Pregnant women are routinely advised to add folic acid as a part of their daily dietary intake in order to promote the healthy growth of the fetus, but are these supplements also harming the mother? A study out of St. Michael’s Hospital in Canada found that when rats were given high doses of folic acid, similar in the amount given to patients and survivors of breast cancer, this essential B vitamin increased the development of preexisting cancerous cells.

“This is a critically important issue because breast cancer patients and survivors in North America are exposed to high levels of folic acid through folic acid fortification in food and widespread use of vitamin supplements after a cancer diagnosis,” lead researcher of this study and physician at St. Michael’s, Dr. Young-In Kim, said in a statement. “Cancer patients and survivors in North America have a high prevalence of multivitamin and supplement use, with breast cancer patients and survivors having the highest prevalence.”

According to the Centers for Disease Control and Prevention, 400 micrograms of folic acid is recommended for a woman every day, starting a month before she intends on becoming pregnant. This essential B vitamin can help grow new cells in our body and prevent certain brain and spinal birth defects such as anencephaly and spina bifida. The Canadian and U.S. governments began adding folic acid to flour, pasta, and cornmeal products in 1998 to ensure women were getting enough.

Kim and his colleagues from the hospital in Toronto tested the effects of folic acid supplementation on preexisting mammary tumors in female mice. Each rat was either given a diet containing 2.5, four or five times the daily recommendation of folic acid for women, or a control diet without the B vitamin. Folic acid doses over 2.5 times the amount given to women “significantly promotes” the growth of pre-cancerous and cancerous cells in the mammary glands of rats.

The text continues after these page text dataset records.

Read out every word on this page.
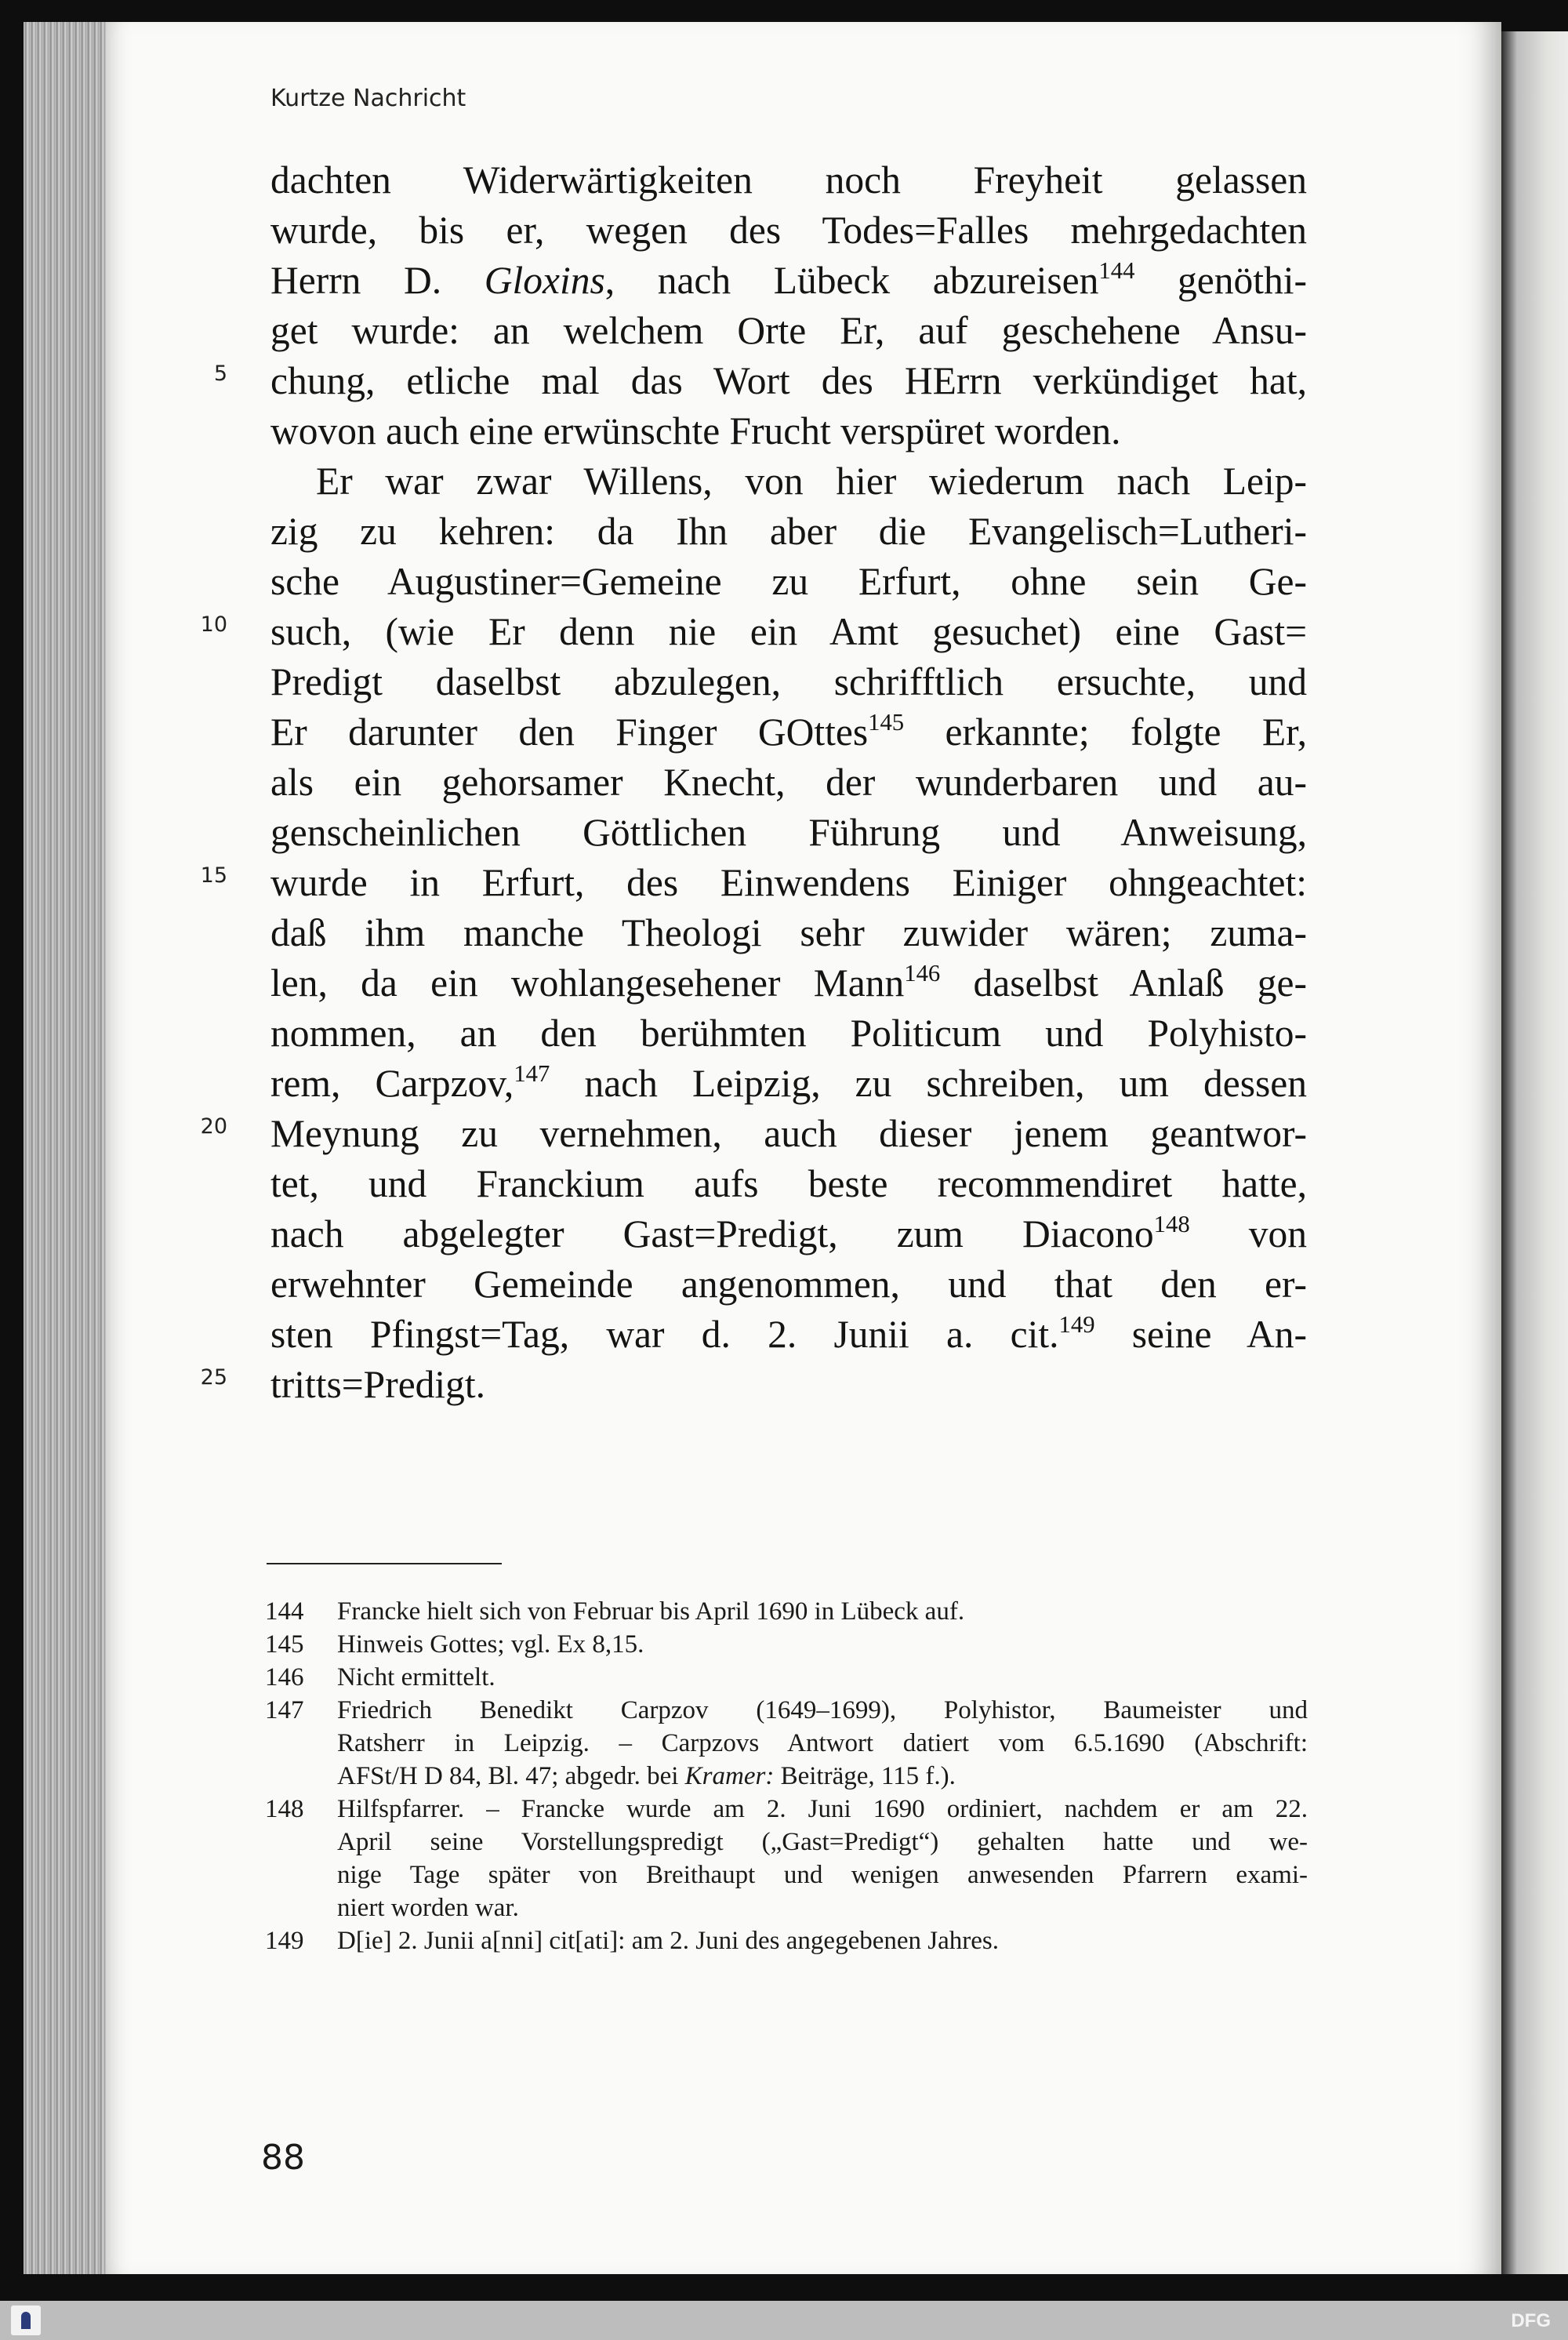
Kurtze Nachricht
dachten Widerwärtigkeiten noch Freyheit gelassen
wurde, bis er, wegen des Todes=Falles mehrgedachten
Herrn D. Gloxins, nach Lübeck abzureisen$^{144}$ genöthi-
get wurde: an welchem Orte Er, auf geschehene Ansu-
chung, etliche mal das Wort des HErrn verkündiget hat,
wovon auch eine erwünschte Frucht verspüret worden.
Er war zwar Willens, von hier wiederum nach Leip-
zig zu kehren: da Ihn aber die Evangelisch=Lutheri-
sche Augustiner=Gemeine zu Erfurt, ohne sein Ge-
such, (wie Er denn nie ein Amt gesuchet) eine Gast=
Predigt daselbst abzulegen, schrifftlich ersuchte, und
Er darunter den Finger GOttes$^{145}$ erkannte; folgte Er,
als ein gehorsamer Knecht, der wunderbaren und au-
genscheinlichen Göttlichen Führung und Anweisung,
wurde in Erfurt, des Einwendens Einiger ohngeachtet:
daß ihm manche Theologi sehr zuwider wären; zuma-
len, da ein wohlangesehener Mann$^{146}$ daselbst Anlaß ge-
nommen, an den berühmten Politicum und Polyhisto-
rem, Carpzov,$^{147}$ nach Leipzig, zu schreiben, um dessen
Meynung zu vernehmen, auch dieser jenem geantwor-
tet, und Franckium aufs beste recommendiret hatte,
nach abgelegter Gast=Predigt, zum Diacono$^{148}$ von
erwehnter Gemeinde angenommen, und that den er-
sten Pfingst=Tag, war d. 2. Junii a. cit.$^{149}$ seine An-
tritts=Predigt.
5
10
15
20
25
144 Francke hielt sich von Februar bis April 1690 in Lübeck auf.
145 Hinweis Gottes; vgl. Ex 8,15.
146 Nicht ermittelt.
147 Friedrich Benedikt Carpzov (1649–1699), Polyhistor, Baumeister und
Ratsherr in Leipzig. – Carpzovs Antwort datiert vom 6.5.1690 (Abschrift:
AFSt/H D 84, Bl. 47; abgedr. bei Kramer: Beiträge, 115 f.).
148 Hilfspfarrer. – Francke wurde am 2. Juni 1690 ordiniert, nachdem er am 22.
April seine Vorstellungspredigt („Gast=Predigt“) gehalten hatte und we-
nige Tage später von Breithaupt und wenigen anwesenden Pfarrern exami-
niert worden war.
149 D[ie] 2. Junii a[nni] cit[ati]: am 2. Juni des angegebenen Jahres.
88
DFG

In recent years, the role of folic acid in the development and progression of breast cancer has become highly controversial. While many health care professionals regard the synthetic form of folate as an essential part of our diet, others say it only increases a woman’s risk of developing breast cancer. The research team urges all women to seek the advice of their physician before starting a daily supplement regimen when becoming or after becoming pregnant.

The American Cancer Society considers BRCA1 and BRCA2 mutations to be the most common cause of hereditary breast cancer. Women and men, with a BRCA1 mutation in their genes stand a 55 to 65 percent lifetime risk of developing breast cancer, while people with BRCA2 mutations face a risk of 45 percent. Approximately 12 percent of women in the United States will develop breast cancer at some point in their life, making it the most common cancer among American women.